Ao conjugar contrastes, a intimidade dessa singularidade e incoerência táteis constrói um

desconforto ao passo que um refúgio contingente. Pode-se não falar do belo estético, mas sim de

um terreno que convoca contextos: Rosana une, nesse trabalho, o chumbo à madeira

sobrevivente oriunda do mangue, o sururu da praia que rememora a maresia e seu cabelo

autorreferente. Em a ilha, os opostos não existem como no contraste de materiais que o artista

Nuno Ramos tanto endossa em sua obra. Em Rosana a união é das distâncias que o espaço e o

tempo dissolvem e que ressurgem numa efusão afetiva com o lugar.

Perceber a imagem mais nítida do afeto passível de entrega que oferece Rosana Paste é,

verdadeiramente, o caminhar em cartografias na espessura do sensível.

Renan Andrade

1 ANJOS, Moacir dos. Crítica, Moacir dos Anjos / [coordenação da série e apresentação Luiza Mello &

Marisa Mello] - Rio de Janeiro: Automatica, 2010, p. 20.

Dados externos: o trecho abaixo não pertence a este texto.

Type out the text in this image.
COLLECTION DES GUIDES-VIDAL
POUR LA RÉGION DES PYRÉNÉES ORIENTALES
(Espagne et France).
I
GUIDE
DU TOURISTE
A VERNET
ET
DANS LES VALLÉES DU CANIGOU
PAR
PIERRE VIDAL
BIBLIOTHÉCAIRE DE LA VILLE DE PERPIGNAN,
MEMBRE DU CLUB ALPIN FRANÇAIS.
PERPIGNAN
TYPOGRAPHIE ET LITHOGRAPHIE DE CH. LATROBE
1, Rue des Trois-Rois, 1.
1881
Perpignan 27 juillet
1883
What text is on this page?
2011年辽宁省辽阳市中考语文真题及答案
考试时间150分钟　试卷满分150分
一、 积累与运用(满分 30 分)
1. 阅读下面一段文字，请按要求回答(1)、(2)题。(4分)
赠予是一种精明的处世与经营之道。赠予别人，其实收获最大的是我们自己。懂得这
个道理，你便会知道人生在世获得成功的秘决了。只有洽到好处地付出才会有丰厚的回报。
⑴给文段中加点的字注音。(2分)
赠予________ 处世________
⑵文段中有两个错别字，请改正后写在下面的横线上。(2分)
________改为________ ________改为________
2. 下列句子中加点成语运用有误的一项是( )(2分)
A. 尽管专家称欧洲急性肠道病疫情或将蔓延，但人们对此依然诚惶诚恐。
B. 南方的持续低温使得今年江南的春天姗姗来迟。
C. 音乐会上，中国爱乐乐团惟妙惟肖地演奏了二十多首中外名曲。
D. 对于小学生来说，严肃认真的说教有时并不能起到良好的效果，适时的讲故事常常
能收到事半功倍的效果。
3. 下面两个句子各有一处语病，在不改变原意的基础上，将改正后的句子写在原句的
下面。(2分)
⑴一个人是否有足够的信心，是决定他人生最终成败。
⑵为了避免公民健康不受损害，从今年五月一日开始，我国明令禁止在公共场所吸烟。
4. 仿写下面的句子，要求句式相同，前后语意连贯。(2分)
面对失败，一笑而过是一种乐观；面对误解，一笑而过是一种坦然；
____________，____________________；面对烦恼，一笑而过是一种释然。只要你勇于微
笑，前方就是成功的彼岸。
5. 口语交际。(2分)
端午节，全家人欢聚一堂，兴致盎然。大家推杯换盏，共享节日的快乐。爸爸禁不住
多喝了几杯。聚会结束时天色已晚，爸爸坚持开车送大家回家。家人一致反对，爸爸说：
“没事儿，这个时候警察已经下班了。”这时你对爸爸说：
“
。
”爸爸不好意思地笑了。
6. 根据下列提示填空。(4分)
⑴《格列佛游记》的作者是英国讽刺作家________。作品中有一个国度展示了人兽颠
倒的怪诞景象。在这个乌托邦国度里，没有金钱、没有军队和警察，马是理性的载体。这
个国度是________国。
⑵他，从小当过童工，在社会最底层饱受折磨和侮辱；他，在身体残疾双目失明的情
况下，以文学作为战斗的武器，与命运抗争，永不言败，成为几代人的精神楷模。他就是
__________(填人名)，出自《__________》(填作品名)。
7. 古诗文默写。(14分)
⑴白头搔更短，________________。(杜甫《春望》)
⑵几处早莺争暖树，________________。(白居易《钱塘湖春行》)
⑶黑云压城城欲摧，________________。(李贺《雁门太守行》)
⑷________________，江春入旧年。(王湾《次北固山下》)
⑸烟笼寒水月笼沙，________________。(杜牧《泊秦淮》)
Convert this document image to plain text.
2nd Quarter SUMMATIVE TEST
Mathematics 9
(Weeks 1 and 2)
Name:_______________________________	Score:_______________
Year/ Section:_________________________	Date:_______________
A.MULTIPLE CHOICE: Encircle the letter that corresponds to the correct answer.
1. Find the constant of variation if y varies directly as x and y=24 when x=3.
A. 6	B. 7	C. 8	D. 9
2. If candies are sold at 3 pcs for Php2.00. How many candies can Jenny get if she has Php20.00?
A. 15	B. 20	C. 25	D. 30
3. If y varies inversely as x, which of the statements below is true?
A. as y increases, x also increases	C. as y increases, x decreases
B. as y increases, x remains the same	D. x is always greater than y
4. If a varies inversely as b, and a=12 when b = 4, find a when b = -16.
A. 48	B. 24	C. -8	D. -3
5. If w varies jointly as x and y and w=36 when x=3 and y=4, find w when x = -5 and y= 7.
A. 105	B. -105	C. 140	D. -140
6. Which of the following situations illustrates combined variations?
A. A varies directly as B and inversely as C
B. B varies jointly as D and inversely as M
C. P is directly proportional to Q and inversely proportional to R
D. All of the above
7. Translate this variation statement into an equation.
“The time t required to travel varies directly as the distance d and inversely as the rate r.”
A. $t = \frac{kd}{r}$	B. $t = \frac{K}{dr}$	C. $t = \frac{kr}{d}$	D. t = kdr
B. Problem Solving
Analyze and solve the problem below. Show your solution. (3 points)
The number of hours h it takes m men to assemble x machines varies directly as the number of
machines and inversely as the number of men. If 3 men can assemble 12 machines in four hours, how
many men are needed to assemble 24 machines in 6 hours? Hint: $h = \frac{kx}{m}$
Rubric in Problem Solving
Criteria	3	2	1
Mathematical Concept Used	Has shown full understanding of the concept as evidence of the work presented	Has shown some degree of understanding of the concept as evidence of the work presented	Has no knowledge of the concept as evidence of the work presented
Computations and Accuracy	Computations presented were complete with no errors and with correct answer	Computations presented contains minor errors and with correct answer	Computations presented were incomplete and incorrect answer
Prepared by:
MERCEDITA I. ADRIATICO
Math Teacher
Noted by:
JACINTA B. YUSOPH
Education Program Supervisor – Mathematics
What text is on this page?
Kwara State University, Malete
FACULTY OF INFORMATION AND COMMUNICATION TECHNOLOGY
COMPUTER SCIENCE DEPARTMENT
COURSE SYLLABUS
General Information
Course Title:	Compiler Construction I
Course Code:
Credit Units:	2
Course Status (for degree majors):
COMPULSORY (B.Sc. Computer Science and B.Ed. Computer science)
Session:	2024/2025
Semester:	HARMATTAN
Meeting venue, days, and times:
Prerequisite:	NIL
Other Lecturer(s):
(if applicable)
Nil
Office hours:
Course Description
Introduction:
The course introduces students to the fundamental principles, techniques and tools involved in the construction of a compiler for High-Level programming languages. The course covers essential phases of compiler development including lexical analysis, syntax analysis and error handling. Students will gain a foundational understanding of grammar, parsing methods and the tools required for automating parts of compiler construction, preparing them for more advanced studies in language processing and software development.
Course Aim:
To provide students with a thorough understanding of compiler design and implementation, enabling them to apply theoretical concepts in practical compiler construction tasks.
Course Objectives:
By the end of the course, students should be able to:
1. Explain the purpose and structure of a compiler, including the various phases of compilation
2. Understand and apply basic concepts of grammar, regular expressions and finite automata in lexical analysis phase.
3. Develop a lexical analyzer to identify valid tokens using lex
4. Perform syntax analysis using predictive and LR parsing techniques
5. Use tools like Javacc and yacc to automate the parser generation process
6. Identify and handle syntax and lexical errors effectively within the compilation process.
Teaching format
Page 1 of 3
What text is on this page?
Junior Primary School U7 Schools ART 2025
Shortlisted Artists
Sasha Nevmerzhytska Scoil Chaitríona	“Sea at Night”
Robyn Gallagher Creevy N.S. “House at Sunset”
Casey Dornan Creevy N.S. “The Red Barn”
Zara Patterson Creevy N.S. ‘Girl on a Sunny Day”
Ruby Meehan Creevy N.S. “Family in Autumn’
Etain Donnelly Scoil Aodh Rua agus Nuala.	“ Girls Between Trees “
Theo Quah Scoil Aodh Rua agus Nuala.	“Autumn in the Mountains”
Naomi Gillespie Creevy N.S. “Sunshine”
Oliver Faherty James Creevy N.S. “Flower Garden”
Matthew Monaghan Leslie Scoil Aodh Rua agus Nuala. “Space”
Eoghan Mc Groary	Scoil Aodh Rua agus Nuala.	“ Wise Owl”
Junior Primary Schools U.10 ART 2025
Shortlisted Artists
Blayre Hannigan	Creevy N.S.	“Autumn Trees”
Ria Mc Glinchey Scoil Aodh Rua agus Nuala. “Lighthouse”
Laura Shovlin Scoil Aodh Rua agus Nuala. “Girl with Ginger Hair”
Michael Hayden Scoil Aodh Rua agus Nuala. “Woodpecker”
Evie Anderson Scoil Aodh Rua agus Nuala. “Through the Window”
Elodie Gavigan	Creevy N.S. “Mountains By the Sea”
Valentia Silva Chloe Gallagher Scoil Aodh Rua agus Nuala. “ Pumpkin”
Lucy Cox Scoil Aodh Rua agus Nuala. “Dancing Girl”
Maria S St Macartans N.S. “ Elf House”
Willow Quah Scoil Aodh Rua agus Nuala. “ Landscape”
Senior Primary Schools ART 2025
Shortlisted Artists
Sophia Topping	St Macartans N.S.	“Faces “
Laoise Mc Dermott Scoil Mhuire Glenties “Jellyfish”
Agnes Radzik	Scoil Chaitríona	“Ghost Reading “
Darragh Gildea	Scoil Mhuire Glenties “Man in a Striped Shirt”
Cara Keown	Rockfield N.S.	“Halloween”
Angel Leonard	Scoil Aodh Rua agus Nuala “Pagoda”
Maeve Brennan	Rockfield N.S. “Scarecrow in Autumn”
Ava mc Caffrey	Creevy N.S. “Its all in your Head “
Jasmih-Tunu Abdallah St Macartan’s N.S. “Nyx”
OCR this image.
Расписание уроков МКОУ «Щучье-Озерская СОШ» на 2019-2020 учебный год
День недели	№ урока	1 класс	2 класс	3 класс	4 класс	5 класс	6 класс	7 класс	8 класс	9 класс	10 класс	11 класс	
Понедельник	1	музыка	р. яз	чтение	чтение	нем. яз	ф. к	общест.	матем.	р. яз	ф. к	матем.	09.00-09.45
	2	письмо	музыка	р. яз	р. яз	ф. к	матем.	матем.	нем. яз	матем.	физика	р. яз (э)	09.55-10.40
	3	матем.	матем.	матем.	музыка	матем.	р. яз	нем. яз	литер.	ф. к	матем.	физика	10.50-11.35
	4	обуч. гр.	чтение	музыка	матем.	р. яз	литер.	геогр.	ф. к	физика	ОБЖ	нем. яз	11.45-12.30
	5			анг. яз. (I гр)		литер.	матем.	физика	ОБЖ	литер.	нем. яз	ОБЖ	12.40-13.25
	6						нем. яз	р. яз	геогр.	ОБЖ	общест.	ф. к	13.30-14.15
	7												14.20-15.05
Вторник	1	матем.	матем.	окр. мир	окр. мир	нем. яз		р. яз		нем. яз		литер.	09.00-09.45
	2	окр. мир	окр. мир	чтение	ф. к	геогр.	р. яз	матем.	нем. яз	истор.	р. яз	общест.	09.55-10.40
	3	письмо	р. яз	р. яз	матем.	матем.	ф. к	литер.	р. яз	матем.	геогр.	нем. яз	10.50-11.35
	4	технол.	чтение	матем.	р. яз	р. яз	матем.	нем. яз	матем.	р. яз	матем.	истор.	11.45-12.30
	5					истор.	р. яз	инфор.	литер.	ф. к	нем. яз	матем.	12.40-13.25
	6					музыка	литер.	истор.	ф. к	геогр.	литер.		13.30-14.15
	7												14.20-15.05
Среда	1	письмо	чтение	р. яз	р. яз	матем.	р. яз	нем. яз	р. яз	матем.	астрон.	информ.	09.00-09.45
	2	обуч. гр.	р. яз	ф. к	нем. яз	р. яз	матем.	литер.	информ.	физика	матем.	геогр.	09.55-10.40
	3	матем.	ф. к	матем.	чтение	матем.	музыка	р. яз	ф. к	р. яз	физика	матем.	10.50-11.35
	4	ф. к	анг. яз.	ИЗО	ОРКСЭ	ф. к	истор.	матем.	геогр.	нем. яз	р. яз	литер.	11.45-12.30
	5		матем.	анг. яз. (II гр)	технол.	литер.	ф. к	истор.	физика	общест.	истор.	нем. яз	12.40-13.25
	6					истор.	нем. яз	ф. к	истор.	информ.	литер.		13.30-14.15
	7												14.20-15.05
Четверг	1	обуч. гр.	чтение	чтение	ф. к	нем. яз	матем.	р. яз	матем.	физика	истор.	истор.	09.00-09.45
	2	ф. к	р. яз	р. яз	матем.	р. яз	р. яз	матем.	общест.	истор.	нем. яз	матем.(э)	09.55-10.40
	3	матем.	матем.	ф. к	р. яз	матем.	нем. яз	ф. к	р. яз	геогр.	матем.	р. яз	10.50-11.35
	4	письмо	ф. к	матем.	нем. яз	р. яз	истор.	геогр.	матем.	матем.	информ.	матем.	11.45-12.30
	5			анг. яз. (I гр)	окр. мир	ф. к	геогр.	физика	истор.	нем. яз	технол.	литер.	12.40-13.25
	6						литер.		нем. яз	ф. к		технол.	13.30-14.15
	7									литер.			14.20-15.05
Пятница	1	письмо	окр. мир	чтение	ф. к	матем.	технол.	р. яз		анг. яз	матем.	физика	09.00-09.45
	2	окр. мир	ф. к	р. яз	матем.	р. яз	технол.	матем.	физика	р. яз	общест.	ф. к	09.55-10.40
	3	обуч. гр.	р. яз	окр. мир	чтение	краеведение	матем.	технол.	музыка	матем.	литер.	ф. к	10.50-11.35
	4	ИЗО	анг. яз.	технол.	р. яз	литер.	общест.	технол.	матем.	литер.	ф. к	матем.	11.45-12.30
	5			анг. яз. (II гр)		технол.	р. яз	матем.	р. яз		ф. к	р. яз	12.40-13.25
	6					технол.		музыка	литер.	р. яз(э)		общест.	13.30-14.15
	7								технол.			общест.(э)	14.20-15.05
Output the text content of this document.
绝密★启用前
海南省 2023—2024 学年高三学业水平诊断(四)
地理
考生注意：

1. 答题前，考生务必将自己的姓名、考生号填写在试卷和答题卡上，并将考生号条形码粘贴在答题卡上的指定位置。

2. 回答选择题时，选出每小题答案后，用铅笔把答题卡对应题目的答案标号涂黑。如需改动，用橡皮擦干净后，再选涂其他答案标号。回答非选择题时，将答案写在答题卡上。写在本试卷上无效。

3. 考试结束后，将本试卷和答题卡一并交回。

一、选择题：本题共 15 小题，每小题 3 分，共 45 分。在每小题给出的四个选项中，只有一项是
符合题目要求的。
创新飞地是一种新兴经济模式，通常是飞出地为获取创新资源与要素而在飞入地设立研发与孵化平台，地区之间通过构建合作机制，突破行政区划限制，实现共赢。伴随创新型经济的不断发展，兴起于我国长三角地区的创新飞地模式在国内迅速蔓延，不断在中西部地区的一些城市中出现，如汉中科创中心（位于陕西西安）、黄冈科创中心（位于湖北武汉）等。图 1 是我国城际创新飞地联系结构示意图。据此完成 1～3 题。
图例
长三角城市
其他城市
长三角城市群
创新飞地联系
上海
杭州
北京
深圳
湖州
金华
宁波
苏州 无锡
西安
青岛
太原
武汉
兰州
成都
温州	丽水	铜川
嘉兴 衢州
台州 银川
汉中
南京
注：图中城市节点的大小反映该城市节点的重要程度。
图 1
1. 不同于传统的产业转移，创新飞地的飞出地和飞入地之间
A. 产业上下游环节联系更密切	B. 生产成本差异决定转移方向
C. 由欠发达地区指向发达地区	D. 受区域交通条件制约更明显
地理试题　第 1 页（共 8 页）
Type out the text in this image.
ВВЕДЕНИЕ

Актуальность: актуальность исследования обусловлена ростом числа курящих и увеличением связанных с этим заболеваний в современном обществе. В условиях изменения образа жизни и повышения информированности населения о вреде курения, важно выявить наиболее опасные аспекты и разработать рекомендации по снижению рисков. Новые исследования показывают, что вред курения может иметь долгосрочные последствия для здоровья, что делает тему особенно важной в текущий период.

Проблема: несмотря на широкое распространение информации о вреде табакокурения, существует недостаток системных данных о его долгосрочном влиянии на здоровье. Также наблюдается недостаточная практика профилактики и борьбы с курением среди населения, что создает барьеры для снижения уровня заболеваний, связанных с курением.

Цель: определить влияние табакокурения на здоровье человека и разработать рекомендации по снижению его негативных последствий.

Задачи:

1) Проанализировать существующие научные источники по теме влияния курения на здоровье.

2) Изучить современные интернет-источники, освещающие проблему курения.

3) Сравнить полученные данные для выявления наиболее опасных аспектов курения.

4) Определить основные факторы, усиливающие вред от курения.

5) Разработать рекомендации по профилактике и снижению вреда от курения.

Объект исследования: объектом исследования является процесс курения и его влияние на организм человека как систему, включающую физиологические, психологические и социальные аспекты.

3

2 DOMINGO com Frederico Morais, Um. Direção: Guilherme Coelho. Matizar Produções Artísticas. Rio

de Janeiro - RJ, 2011. 60 min. Son, Color, Formato: DVD.

3 BONDÍA, Jorge Larrosa. Notas sobre a experiência e o saber de experiência. Tradução de João

Wanderley Geraldi. Revista Brasileira de Educação, n.º 19. Rio de Janeiro: Anped, 2002, p. 21.